A sheet of heavy interfacing with fabric
ironed on and then wrapped with mesh and beads to
create an elegant dancer below.


Thursday, July 17, 2008

Figuratively Speaking, show with Rosie Rojas


7/17/08 While I was travelling in the Northeast, Laurie Brainerd http://www.fiberartspace.com hosted a 2-person show with me and Rosie Rojas. I wish I could have been there in person!

Here's Rosie at the show with her black and white seated figure. I met Rosie via email when I wrote DOLL MAKING AS A TRANSFORMATIVE PROCESS. She has also used doll making to work through life problems, especially with depression. http://www.asinglerosedolls.com







I made a set of new wall pieces for the show, painting with acrylics on muslin and quilting and layering for depth and detail, the way I did back in the 1970's.
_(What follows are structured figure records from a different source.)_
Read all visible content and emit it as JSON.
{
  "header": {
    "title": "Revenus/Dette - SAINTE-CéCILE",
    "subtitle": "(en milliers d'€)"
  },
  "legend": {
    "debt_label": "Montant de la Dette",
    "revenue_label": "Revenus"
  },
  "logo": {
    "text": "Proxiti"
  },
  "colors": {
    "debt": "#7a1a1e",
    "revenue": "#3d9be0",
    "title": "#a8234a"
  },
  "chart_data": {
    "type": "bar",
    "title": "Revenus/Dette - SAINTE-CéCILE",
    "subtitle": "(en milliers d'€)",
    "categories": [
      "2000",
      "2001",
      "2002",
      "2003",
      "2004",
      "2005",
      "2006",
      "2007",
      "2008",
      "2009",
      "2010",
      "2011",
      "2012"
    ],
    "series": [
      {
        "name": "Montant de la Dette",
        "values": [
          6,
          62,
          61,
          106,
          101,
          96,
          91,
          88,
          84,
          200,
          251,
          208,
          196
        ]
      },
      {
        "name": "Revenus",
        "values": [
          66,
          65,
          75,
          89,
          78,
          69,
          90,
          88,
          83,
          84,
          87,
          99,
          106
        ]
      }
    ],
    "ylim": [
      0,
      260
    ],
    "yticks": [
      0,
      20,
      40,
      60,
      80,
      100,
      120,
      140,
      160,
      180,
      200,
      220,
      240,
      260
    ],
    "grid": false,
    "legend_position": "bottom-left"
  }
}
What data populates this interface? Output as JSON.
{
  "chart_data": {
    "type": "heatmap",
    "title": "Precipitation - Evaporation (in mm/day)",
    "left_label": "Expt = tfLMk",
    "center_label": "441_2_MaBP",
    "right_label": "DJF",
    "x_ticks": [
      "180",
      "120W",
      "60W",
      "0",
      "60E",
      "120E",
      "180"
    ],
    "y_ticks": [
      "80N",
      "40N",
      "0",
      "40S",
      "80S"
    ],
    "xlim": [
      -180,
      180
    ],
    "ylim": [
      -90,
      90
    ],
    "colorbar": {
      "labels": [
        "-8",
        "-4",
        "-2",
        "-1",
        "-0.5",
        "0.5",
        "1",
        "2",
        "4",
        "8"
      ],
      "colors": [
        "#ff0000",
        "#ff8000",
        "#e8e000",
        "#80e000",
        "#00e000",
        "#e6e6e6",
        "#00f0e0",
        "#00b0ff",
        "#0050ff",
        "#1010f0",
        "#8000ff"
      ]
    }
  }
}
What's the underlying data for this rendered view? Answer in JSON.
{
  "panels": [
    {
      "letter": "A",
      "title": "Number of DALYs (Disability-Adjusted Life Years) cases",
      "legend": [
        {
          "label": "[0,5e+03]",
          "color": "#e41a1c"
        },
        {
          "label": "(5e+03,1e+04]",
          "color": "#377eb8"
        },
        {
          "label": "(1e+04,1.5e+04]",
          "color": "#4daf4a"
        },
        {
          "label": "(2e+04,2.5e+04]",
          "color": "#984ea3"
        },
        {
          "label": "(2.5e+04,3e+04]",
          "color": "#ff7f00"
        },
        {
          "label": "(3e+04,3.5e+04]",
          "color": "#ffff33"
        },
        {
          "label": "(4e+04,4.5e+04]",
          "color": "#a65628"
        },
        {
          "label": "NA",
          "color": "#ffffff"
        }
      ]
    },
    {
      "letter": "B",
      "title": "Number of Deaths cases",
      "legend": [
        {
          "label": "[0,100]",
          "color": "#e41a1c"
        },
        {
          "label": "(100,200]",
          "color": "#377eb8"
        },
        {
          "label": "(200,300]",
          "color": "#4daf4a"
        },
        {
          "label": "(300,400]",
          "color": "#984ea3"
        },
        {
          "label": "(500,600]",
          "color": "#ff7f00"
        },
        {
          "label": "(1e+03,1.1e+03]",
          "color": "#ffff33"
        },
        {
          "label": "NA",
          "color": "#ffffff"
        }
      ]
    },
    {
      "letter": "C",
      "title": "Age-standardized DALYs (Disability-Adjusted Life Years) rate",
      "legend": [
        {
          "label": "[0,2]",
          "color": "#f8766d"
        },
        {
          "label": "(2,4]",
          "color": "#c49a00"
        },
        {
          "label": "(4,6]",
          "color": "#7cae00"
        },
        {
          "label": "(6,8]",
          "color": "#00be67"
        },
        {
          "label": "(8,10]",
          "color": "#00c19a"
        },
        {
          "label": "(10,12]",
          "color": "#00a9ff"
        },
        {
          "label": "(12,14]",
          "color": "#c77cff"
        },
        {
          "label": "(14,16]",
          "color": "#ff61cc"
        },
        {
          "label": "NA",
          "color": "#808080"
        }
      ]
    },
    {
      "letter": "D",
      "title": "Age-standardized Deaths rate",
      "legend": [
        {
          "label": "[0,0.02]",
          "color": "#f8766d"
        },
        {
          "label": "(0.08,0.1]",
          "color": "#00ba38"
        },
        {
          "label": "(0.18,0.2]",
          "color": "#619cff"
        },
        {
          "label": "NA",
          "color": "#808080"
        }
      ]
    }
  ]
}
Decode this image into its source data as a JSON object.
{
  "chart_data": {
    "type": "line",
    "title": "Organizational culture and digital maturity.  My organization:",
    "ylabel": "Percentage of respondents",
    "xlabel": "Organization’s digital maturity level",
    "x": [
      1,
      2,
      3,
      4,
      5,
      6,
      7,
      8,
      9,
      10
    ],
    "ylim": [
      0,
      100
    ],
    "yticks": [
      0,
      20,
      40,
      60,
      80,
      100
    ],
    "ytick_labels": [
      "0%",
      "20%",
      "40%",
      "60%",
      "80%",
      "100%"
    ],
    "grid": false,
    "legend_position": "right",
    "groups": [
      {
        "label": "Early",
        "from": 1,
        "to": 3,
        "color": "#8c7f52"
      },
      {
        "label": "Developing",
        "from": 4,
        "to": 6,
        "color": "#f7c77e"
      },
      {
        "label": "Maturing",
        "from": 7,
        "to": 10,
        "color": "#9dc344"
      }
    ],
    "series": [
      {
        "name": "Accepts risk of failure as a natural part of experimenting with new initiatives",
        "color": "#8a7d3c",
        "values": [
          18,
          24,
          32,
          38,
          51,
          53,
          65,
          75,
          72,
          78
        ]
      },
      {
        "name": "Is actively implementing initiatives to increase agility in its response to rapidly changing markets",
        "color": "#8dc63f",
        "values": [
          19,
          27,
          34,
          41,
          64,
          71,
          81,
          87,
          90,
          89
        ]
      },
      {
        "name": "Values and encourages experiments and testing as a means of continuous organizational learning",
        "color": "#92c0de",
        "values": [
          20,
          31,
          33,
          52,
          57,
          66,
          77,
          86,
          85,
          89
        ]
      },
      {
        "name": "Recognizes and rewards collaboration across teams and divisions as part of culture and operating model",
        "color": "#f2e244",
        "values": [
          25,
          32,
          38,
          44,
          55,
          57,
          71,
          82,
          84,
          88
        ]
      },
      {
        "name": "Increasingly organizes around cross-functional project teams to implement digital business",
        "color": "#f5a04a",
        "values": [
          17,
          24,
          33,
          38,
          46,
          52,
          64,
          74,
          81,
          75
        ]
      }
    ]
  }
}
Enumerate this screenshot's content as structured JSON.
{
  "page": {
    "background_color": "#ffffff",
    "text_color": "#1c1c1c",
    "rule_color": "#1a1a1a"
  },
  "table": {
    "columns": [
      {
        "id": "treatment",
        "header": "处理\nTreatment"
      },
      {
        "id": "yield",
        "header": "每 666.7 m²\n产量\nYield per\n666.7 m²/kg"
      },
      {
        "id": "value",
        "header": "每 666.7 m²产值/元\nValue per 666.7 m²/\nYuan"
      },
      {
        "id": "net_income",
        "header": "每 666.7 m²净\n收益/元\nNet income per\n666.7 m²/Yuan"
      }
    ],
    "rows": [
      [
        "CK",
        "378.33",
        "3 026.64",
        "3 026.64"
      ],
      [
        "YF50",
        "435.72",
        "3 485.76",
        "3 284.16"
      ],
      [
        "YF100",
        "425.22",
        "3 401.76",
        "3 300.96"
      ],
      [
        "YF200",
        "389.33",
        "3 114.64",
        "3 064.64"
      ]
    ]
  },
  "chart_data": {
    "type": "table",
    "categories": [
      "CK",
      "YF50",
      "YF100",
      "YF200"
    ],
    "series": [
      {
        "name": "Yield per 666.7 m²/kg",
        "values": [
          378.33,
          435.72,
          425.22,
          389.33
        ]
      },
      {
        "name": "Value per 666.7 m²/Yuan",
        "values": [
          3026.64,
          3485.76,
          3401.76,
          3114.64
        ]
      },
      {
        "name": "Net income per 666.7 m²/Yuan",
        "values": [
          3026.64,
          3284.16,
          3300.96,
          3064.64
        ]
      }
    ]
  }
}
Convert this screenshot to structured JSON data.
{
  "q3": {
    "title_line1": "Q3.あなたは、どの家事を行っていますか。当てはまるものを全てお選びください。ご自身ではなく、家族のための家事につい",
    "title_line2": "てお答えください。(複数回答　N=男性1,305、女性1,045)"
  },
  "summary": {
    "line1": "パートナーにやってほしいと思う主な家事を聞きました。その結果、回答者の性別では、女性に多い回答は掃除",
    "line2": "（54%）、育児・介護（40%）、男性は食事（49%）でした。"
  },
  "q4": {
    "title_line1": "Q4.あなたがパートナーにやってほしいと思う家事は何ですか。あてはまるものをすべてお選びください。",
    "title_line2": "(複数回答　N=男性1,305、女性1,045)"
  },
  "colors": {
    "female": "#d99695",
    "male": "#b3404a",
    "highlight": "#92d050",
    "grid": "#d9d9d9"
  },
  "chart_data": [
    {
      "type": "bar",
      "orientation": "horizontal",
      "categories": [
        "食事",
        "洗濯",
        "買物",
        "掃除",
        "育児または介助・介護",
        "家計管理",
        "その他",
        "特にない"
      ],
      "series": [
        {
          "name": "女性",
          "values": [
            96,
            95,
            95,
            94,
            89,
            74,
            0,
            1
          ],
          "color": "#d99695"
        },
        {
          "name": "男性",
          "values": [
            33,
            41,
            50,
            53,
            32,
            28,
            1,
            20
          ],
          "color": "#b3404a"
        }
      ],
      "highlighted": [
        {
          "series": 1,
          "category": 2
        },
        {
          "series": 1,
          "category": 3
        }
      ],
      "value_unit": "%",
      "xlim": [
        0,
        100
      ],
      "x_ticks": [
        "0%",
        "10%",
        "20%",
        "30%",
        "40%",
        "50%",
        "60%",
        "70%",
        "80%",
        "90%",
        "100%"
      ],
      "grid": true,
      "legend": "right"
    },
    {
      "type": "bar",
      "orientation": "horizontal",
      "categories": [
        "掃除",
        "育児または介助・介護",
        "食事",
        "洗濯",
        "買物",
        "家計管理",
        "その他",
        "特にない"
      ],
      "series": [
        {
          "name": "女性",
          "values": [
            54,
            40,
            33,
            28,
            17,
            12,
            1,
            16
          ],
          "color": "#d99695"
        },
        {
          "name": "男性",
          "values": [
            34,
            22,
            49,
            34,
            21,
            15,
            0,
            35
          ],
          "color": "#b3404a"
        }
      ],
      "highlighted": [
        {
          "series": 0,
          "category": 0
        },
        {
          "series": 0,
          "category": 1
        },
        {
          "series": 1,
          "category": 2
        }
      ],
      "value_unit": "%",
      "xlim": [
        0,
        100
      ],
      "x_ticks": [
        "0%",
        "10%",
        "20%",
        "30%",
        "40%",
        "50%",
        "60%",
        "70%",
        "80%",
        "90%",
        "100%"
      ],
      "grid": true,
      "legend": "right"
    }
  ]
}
It's always interesting to recycle approaches--they come out a little different each time around. This week I went back to Life Drawing for the first time in a long time and even liked what I did. Like any athelete, practice is vital for artists, too!


Another of Rosie's seated pieces, plus the legs of hers on the wall. Being exposed to other artists' work really pushes us to do better and strive for the best we can be. Surround yourselves with work that makes you do better with your own!

The experience of exhibiting also pushes us to create more work and get it out into the world. This creates empty space to make us do more work.

I really need to keep forcing myself back into the studio...even when it feels as if nothing is happening. It takes time to cook and hone new ideas. Now that it's summer in the Northwest (dry, sunny, 70's every day) it takes a LOT of self-discipline to sit in front of the computer and get into the studio.

Never Enough Time for All the FUN!!!


Tuesday, July 15, 2008

July 15, 2008 A MOMENT OF PURE JOY ON AN ORDINARY DAY


Greetings Friends, Fans, and Family! I've just returned from my travels back to many scenes and friends of my younger days. I'm delighted by the continuity of friendships over time, the places change the friends undergo the effects of gravity and evolution, but there is a core connection that is consistent and always evolving as we share joys and losses.

Thank you to all who hosted and shared, my new friends in Ottawa.

I'm told I should post more often, or people will stop looking, so I renew my pledge to try harder. This is a picture my brother, David, took of me in the Pike Place Market in Seattle in early June. Note the NW layered look. It is wonderful to be near family and share Doug's birthday with lunch at the new Seattle Art Museum: tiny burgers and sweet potato fries in the same fillagreed, patined, ice cream dish shaped containers as the ones at Skinny Pancakes in Burlington, VT, with Tim and David last Wednesday. I miss you guys!!!


BIG NEWS!!! My long-awaited Next Book arrived yesterday from the printer in Texas. I know, I know, I skipped ahead on the promised second edition of PAMELA'S DESIGNING A DOLL AND MAKING FACES INSPIRATION BOOK and the very long elusive HOT FLASH, but here is a book to savor, with 60 pages, half in color. Paintings I've done in the last three years since moving to the Northwest with a facing page of writing.

I know that memoirs are out of fashion, but I can't stop writing, and I find that some of the issues I ponder in the process of learning to be single again, push the limits of my art, support myself, and try to understand the magical lure of Relationships is Universal.

I'll get the book onto the Shopping Cart/Gallery soon, I promise, and scan a 2-page spread to give you an idea of what's inside.